—Nada hoy en día —agregó Quique bastante caliente—, se valora por su aporte a la educación, la ciencia, el progreso, la cultura o el arte, sino por la popularidad y la capacidad de facturar que tiene, el potencial de rentabilidad; la guita que deja, en una palabra. Y les aseguro que todo el mundo —profetizó—, se va a acordar, con lágrimas en los ojos, de los cuatro goles que Messi le enchufó al Arsenal por la Champions, y nadie sabe siquiera el nombre de uno de los miles de cirujanos que día a día le da nuevas esperanzas de vida a la gente, con trasplantes que requieren de una tecnología, conocimientos y precisión que asombrarían al más pintado.
—Así es el mundo en que nos toca vivir —dijo pensativo el rengo Ortiz, aprovechando un vacío en la conversación—. Y que tendríamos que decir nosotros, los que tenemos que laburar toda la vida y un ratito más, avanzando como el caracol, bien despacito, para tener después de muchos años y con suerte, una casita, un autito y poder cambiar, a veces, algún mueble que se rompe de puro viejo nomás. De solo pensar que esa gente gana en una semana, lo que a nosotros nos lleva toda la biografía...

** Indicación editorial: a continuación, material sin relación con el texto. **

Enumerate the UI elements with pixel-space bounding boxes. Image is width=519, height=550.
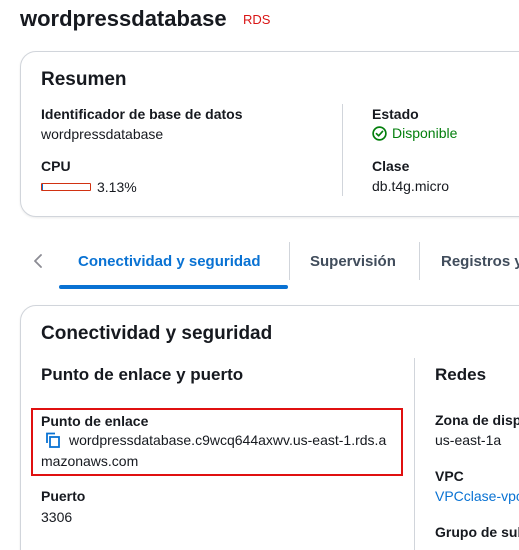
identifier-label: Identificador de base de datos	[41, 106, 243, 122]
cpu-progress-fill	[42, 184, 44, 190]
connectivity-title: Conectividad y seguridad	[41, 323, 273, 344]
port-value: 3306	[41, 509, 73, 525]
endpoint-label: Punto de enlace	[41, 413, 149, 429]
summary-divider	[342, 104, 343, 196]
identifier-value: wordpressdatabase	[41, 126, 164, 142]
active-tab-indicator	[59, 285, 288, 289]
cpu-label: CPU	[41, 158, 71, 174]
tab-logs[interactable]: Registros y	[441, 253, 519, 270]
endpoint-value-line2[interactable]: mazonaws.com	[41, 453, 138, 469]
subnet-group-label: Grupo de sub	[435, 524, 519, 540]
class-value: db.t4g.micro	[372, 178, 450, 194]
endpoint-section-title: Punto de enlace y puerto	[41, 365, 244, 384]
status-indicator: Disponible	[372, 125, 457, 141]
cpu-value: 3.13%	[97, 179, 137, 195]
tab-monitoring[interactable]: Supervisión	[310, 253, 396, 270]
status-value: Disponible	[392, 125, 458, 141]
cpu-progress-bar	[41, 183, 91, 191]
tab-connectivity-security[interactable]: Conectividad y seguridad	[78, 253, 261, 270]
tab-separator	[289, 242, 290, 280]
tab-separator	[419, 242, 420, 280]
network-section-title: Redes	[435, 365, 487, 384]
chevron-left-icon[interactable]	[30, 251, 46, 271]
availability-zone-value: us-east-1a	[435, 432, 502, 448]
class-label: Clase	[372, 158, 410, 174]
cpu-meter: 3.13%	[41, 179, 137, 195]
vpc-label: VPC	[435, 468, 464, 484]
endpoint-value-line1[interactable]: wordpressdatabase.c9wcq644axwv.us-east-1…	[69, 432, 386, 448]
availability-zone-label: Zona de disp	[435, 412, 519, 428]
vpc-link[interactable]: VPCclase-vpc	[435, 488, 519, 504]
copy-icon[interactable]	[45, 432, 61, 448]
status-label: Estado	[372, 106, 419, 122]
page-title: wordpressdatabase	[20, 6, 227, 31]
service-badge: RDS	[243, 12, 271, 27]
check-circle-icon	[372, 125, 387, 141]
page: wordpressdatabase RDS Resumen Identifica…	[0, 0, 519, 550]
summary-title: Resumen	[41, 69, 127, 90]
port-label: Puerto	[41, 488, 86, 504]
connectivity-divider	[414, 358, 415, 550]
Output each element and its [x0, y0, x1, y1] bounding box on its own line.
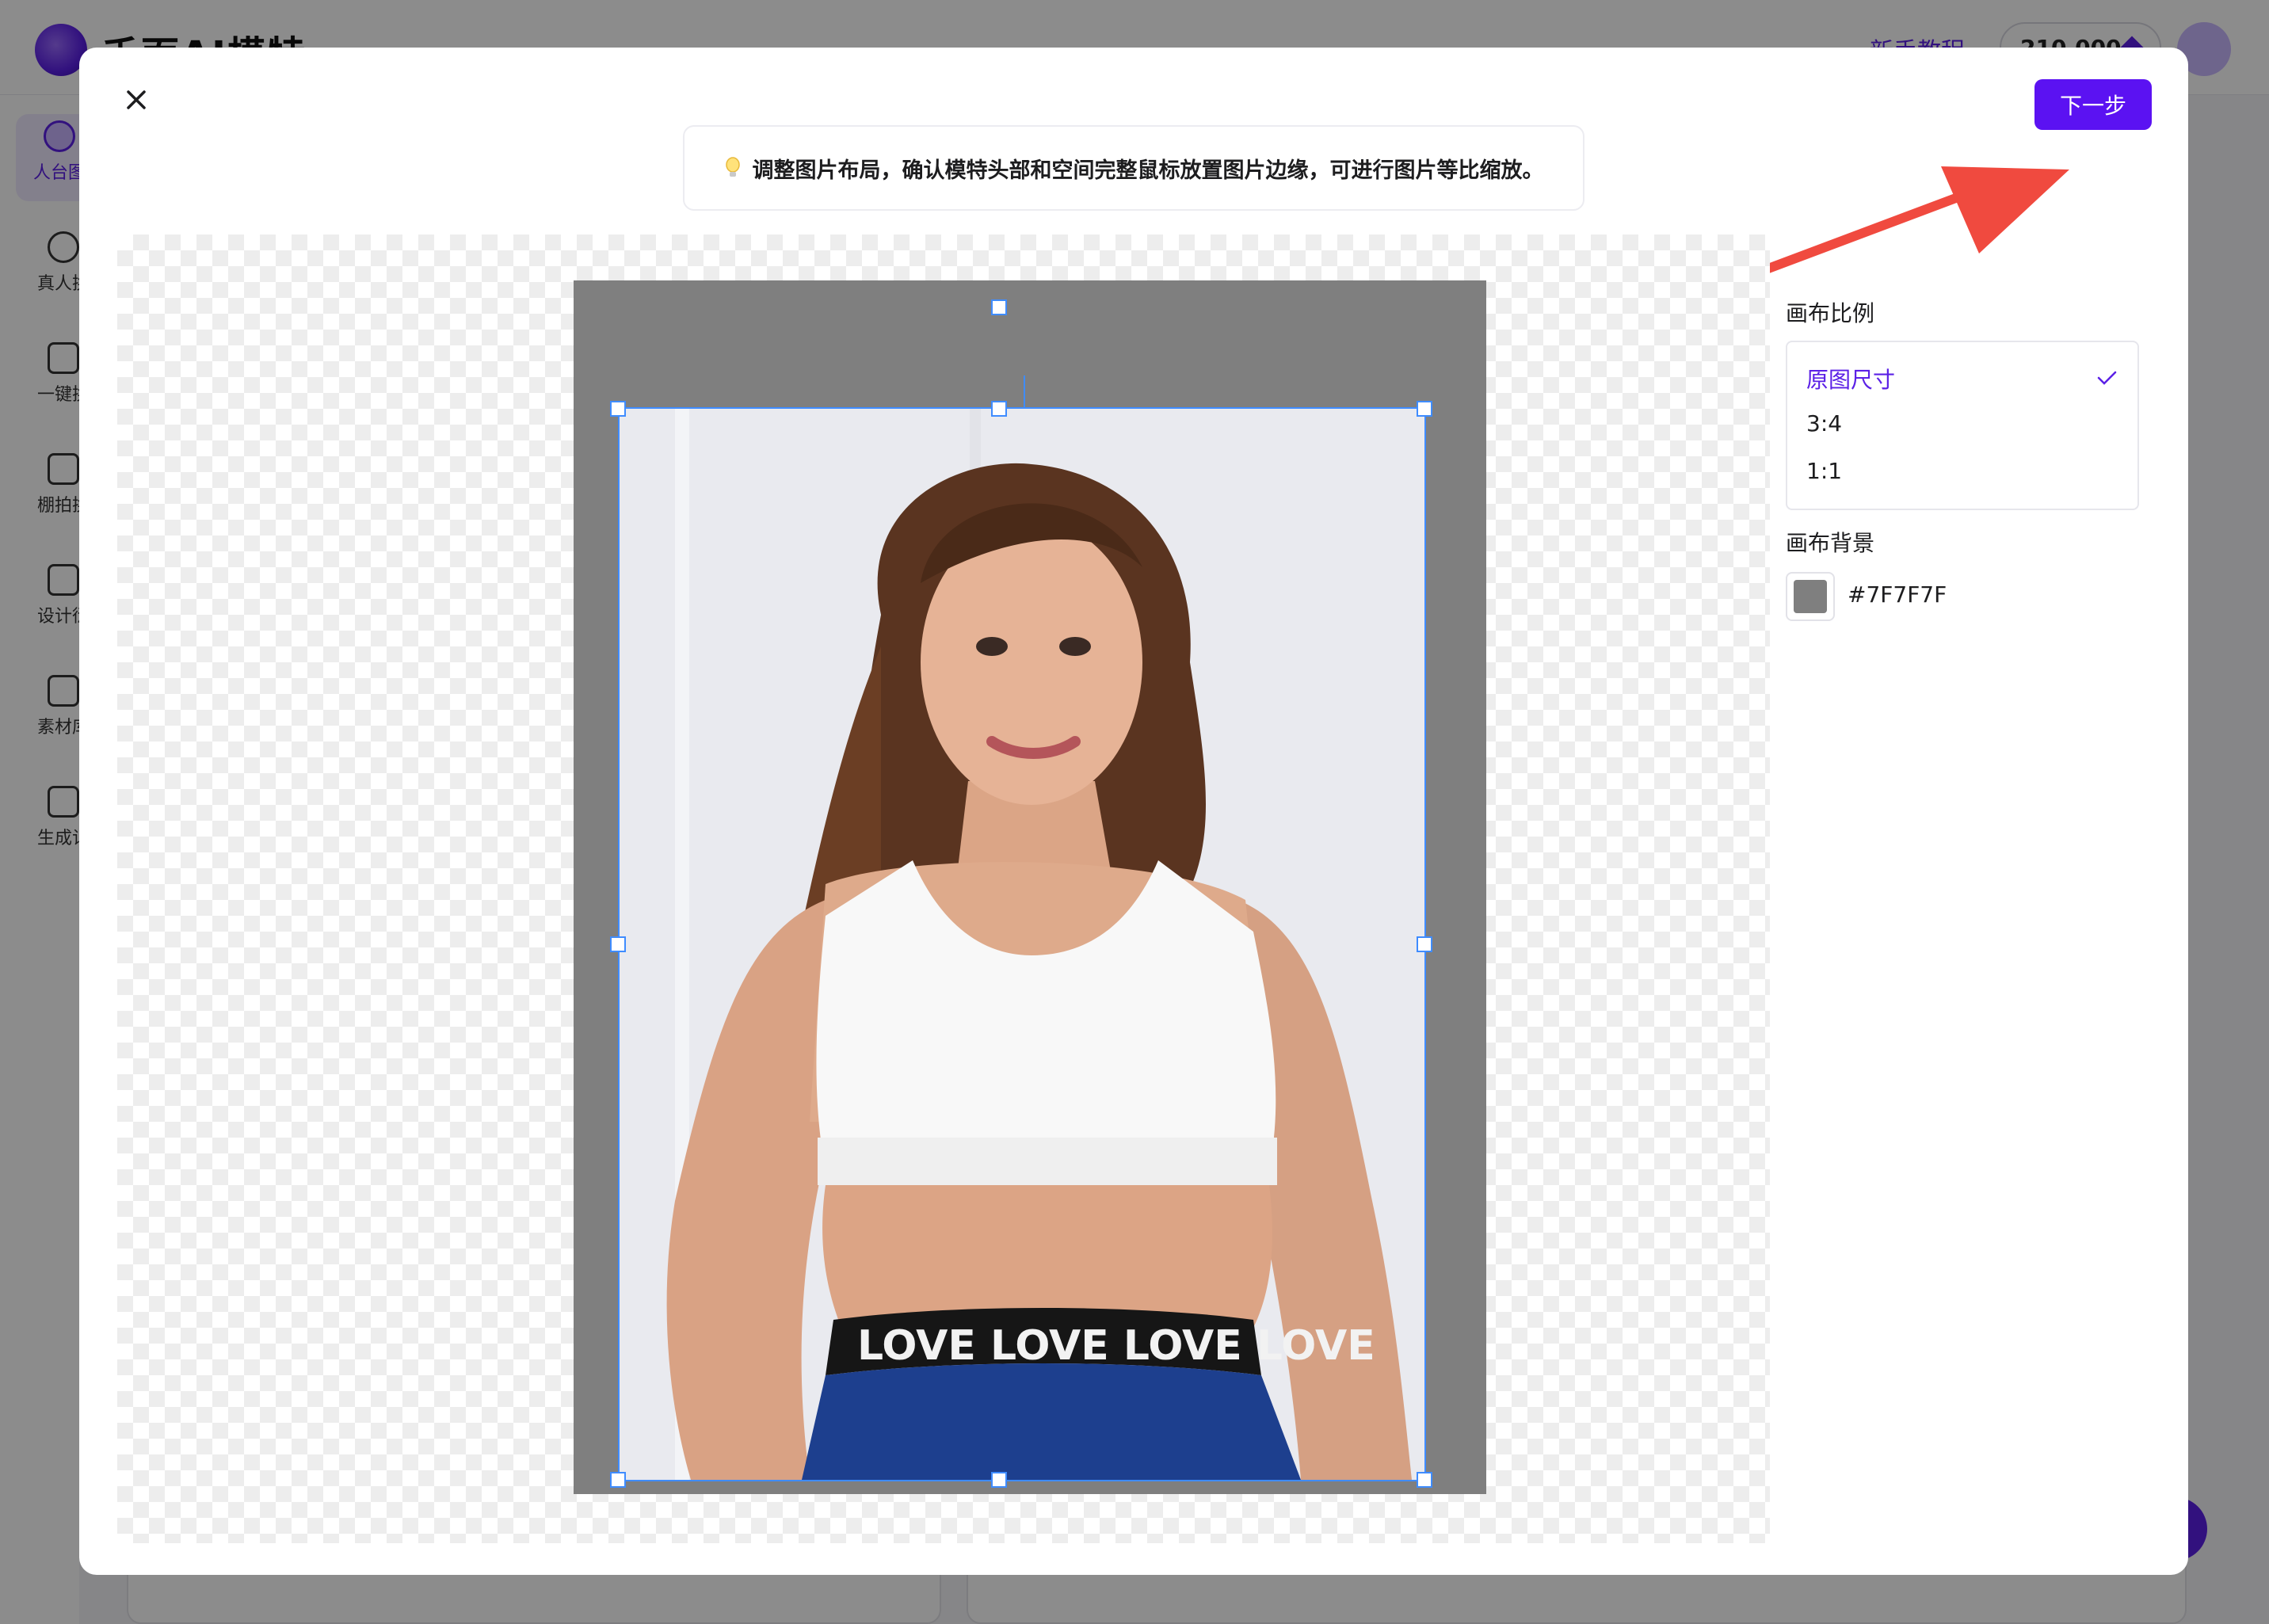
next-step-button[interactable]: 下一步 — [2034, 79, 2152, 130]
resize-handle-rotate[interactable] — [991, 299, 1007, 315]
resize-handle-bottom-left[interactable] — [610, 1472, 626, 1488]
resize-handle-top[interactable] — [991, 401, 1007, 417]
resize-handle-right[interactable] — [1417, 936, 1432, 952]
resize-handle-bottom[interactable] — [991, 1472, 1007, 1488]
ratio-option-3-4[interactable]: 3:4 — [1806, 410, 1842, 436]
check-icon — [2097, 371, 2117, 385]
canvas-editor[interactable]: LOVE LOVE LOVE LOVE — [117, 234, 1770, 1543]
canvas-background: LOVE LOVE LOVE LOVE — [574, 280, 1486, 1494]
canvas-ratio-title: 画布比例 — [1786, 300, 1875, 326]
tip-text: 调整图片布局，确认模特头部和空间完整鼠标放置图片边缘，可进行图片等比缩放。 — [752, 158, 1544, 183]
settings-panel: 画布比例 原图尺寸 3:4 1:1 画布背景 #7F7F7F — [1786, 234, 2150, 868]
svg-text:LOVE LOVE LOVE LOVE: LOVE LOVE LOVE LOVE — [857, 1322, 1375, 1370]
lightbulb-icon — [725, 157, 740, 177]
background-color-value: #7F7F7F — [1848, 581, 1947, 608]
canvas-ratio-list: 原图尺寸 3:4 1:1 — [1786, 341, 2139, 510]
crop-modal: 调整图片布局，确认模特头部和空间完整鼠标放置图片边缘，可进行图片等比缩放。 下一… — [79, 48, 2188, 1575]
ratio-option-original[interactable]: 原图尺寸 — [1806, 363, 1895, 395]
close-icon — [127, 90, 146, 109]
ratio-option-1-1[interactable]: 1:1 — [1806, 458, 1842, 484]
resize-handle-left[interactable] — [610, 936, 626, 952]
resize-handle-top-left[interactable] — [610, 401, 626, 417]
resize-handle-bottom-right[interactable] — [1417, 1472, 1432, 1488]
swatch-fill — [1794, 580, 1827, 613]
close-button[interactable] — [111, 74, 162, 125]
canvas-background-title: 画布背景 — [1786, 530, 1875, 556]
rotate-handle-line — [1024, 376, 1025, 409]
tip-bar: 调整图片布局，确认模特头部和空间完整鼠标放置图片边缘，可进行图片等比缩放。 — [683, 125, 1584, 211]
model-photo[interactable]: LOVE LOVE LOVE LOVE — [618, 407, 1426, 1481]
model-image: LOVE LOVE LOVE LOVE — [620, 409, 1424, 1480]
background-color-swatch[interactable] — [1786, 572, 1835, 621]
resize-handle-top-right[interactable] — [1417, 401, 1432, 417]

—Bueno muchachos —dije para aligerar los ánimos—, las cosas no van a cambiar por más que nos amarguemos. Pensemos que hubo celebridades en actividades deportivas que nunca tuvieron un mango, que nos deleitaban con sus tremendas habilidades, pero que, como nosotros, tenían que ir a laburar todos los días de cualquier cosa para poder comer.
—¿Sí...? —Interpuso Quique con sorna—, ¿quién?
—Sí, eso... —hicieron eco Lito y Ortiz—. Decinos como quién por ejemplo, dale...
Yo ya había anticipado esa demanda, que, dado el estado general de desaliento, estaba destinada, socarronamente, a destruir cualquier otra postura que contradijera aquella realidad tangible y dolorosa de lo que habíamos estado hablando.
—Por ejemplo... —dije enderezándome sobre el respaldo de la silla, demorando adrede las palabras para crear un poco más de expectativa—, por sólo nombrar a uno que ahora me viene a la memoria, el caso de Atanasio Cardozo.
Hubo un silencio, acompañando a la duda, que duró más de lo que indicaba la cortesía; mientras los muchachos se miraban entre sí, para adivinar si los estaba jodiendo o les hablaba en serio. Como yo seguía mirándolos muy serio, el turco Salomón hizo punta y aventuró, incrédulo y con cierto temor a hacer el ridículo:
—¿Vos te referís a Cardozo, el de la perinola?
—Sí señor, al mismo. Y yo me permitiría agregar sin exageración, el mago de la perinola. ¿Ustedes se acuerdan lo que ese tipo era capaz de hacer? ¡Era increíble! La revoleaba para arriba hasta que se perdía de vista, y te avisaba de antemano donde iba a caer, y si lo haría de punta o sobre el cabo, sin parar de girar.